Description of Securities

EX-4.1 2 expi-20231231xex4d1.htm EX-4.1

Exhibit 4.1

DESCRIPTION OF THE REGISTRANT’S CAPITAL STOCK REGISTERED

PURUSANT TO SECTION 12 OF THE EXCHANGE ACT OF 1934

As of December 31, 2023, eXp World Holdings, Inc. (the “Company”, “we”, and “our”) has one class of securities registered under Section 12 of the Securities Exchange Act of 1934, as amended (the “Exchange Act”). The following summary of capital stock is based on and qualified by the Company’s current Certificate of Incorporation (as amended and/or restated from time-to-time, the “Certificate of Incorporation”), current Bylaws (as amended and/or restated from time-to-time, the “Bylaws”), and applicable Delaware law. For a complete description of the terms and provisions of the Company’s capital stock, refer to the Certificate of Incorporation and the Bylaws, both of which are filed as exhibits to this Annual Report on Form 10-K.

Description of Common Stock

Authorized Capital Stock

The Company's Certificate of Incorporation authorizes the issuance of 900,000,000 shares of common stock, $0.00001 par value per share (“Common Stock”).

Fully Paid and Nonassessable

All of the outstanding shares of the Company’s Common Stock are fully paid and nonassessable.

Voting Rights

The holders of Common Stock are entitled to one vote per share on each matter submitted to a vote of shareholders, including the election of directors.

Dividend Rights

The holders of shares of Common Stock shall be entitled to receive such dividends and other distributions (payable in cash, property, or capital stock of the Corporation) when, as, and if declared thereon by the Company’s Board of Directors from time to time out of any assets or funds of the Corporation legally available therefor, and shall share equally on a per share basis in such dividends and distributions.

Liquidation Rights

In the event of any voluntary or involuntary liquidation, dissolution, or winding-up of the Corporation, after payment or provision for payment of the debts and other liabilities of the Corporation, the holders of shares of Common Stock shall be entitled to receive all the remaining assets of the Corporation available for distribution to its stockholders, ratably in proportion to the number of shares of Common Stock held by them.
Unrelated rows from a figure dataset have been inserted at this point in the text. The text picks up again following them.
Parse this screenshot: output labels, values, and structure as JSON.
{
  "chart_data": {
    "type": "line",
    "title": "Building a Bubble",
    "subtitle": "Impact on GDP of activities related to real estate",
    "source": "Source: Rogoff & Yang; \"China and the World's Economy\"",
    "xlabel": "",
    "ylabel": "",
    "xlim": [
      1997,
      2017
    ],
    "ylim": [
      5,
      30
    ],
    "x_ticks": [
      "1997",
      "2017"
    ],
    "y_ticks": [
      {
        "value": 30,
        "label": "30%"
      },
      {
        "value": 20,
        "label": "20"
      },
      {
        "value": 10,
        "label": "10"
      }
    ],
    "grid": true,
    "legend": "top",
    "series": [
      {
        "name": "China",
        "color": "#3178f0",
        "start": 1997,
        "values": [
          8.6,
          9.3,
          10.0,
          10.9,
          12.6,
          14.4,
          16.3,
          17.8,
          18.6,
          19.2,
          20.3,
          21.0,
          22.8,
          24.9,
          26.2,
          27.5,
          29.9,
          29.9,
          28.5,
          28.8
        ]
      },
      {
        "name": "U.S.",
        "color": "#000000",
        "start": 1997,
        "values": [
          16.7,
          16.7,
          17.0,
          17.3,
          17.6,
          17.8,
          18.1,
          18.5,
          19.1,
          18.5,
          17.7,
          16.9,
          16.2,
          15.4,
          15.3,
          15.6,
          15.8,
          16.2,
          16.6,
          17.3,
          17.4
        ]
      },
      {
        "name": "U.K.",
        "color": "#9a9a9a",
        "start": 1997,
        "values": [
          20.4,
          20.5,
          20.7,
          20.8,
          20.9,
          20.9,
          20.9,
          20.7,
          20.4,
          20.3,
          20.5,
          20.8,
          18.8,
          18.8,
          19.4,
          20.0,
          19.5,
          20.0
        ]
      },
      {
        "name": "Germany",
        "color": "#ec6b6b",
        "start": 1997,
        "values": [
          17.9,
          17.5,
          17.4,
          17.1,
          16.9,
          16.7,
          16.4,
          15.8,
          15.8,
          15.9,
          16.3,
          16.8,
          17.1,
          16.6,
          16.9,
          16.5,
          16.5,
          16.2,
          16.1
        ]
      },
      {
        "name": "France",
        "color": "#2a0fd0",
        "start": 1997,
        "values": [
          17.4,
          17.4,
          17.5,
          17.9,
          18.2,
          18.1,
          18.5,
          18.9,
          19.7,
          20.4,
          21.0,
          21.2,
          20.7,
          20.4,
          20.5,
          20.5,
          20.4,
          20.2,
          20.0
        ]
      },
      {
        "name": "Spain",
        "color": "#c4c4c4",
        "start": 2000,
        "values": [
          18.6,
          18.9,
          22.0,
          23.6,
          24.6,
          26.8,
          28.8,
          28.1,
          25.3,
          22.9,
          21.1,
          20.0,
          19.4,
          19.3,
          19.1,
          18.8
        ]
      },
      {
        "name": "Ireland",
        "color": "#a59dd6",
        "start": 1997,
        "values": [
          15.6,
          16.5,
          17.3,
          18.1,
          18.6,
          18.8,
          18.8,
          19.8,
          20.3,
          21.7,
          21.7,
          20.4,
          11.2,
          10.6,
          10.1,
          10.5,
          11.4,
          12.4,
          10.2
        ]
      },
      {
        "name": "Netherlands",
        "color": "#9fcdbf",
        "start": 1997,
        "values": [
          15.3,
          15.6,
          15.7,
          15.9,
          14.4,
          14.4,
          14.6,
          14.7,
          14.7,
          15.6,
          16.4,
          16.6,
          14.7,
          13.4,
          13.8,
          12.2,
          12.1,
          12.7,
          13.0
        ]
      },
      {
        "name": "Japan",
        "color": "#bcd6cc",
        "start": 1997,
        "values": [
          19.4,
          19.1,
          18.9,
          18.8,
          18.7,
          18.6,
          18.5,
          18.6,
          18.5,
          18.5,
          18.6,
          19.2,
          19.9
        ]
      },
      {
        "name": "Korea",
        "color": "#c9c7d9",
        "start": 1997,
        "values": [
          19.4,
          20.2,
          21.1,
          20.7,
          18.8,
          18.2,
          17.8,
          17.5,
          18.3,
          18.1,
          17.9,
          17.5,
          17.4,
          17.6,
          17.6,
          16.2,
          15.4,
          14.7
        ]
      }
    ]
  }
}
Options and Other Equity Awards

Pursuant to applicable Delaware law, we are authorized to issue shares of Common Stock and options, rights, warrants and appreciation rights relating to Common Stock for the consideration and on the terms and conditions established by the Company’s Board of Directors in its sole discretion.

Other Rights and Preferences

Our Common Stock has no preemptive or other subscription rights, and there are no conversion or redemption rights with respect to such shares of Common Stock.

Anti-Takeover Provisions of the Certificate of Incorporation, Bylaws and Delaware Law

Certain provisions in our Certificate of Incorporation and Bylaws, as well as applicable Delaware law, may have the effect of deferring, delaying or discouraging hostile takeovers or changes in control or management of our Company. Among other things:

applicable Delaware law provides that stockholders are not entitled to the right to cumulate votes in the election of directors unless our Certificate of Incorporation provides otherwise. Our Certificate of Incorporation does not provide for cumulative voting;


our Certificate of Incorporation provides that special meetings of the stockholders may be called only by a resolution adopted by the affirmative vote of a majority of the total number of authorized directors. Our Certificate of Incorporation prohibits the conduct of any business at a special meeting other than as specified in the notice for such meeting. In addition, any stockholder who wishes to bring business before an annual meeting or nominate a director must comply with the requirements set forth in our Bylaws;

our Bylaws and Certificate of Incorporation provide that any vacancy on the Company’s Board of Directors may be filled by a person selected by the affirmative vote of a majority of the remaining directors then in office, whether or not less than a quorum, or by a sole remaining director;

our Certificate of Incorporation requires the affirmative vote of the holders of at least fifty-one percent (51%) of the voting power of the outstanding Common Stock to (i) adopt, amend, or repeal the Bylaws; or (ii) amend or repeal, or adopt any provision of the Certificate of Incorporation inconsistent with Articles IV, V, XI and XII of the Certificate of Incorporation.  

our Certificate of Incorporation provides that the holders of Common Stock may take action by written consent of the stockholders not having less than the minimum number of votes necessary to authorize or take such action at a meeting at which all shares entitled to vote thereon were present, so long as Glenn Sanford and Penny Sanford are the beneficial owners, in the aggregate, of at least a majority in voting power of all shares entitled to vote in the election of directors. As of December 31, 2023, Glenn Sanford and Penny Sanford do not beneficially own a majority in voting power and so the stockholders cannot take action by written consent.

Transfer Agent

The transfer agent and registrar for our Common Stock is Broadridge Financial Solutions, Inc.

Listing

The Company’s Common Stock is listed on The Nasdaq Stock Market LLC under the trading symbol “EXPI.”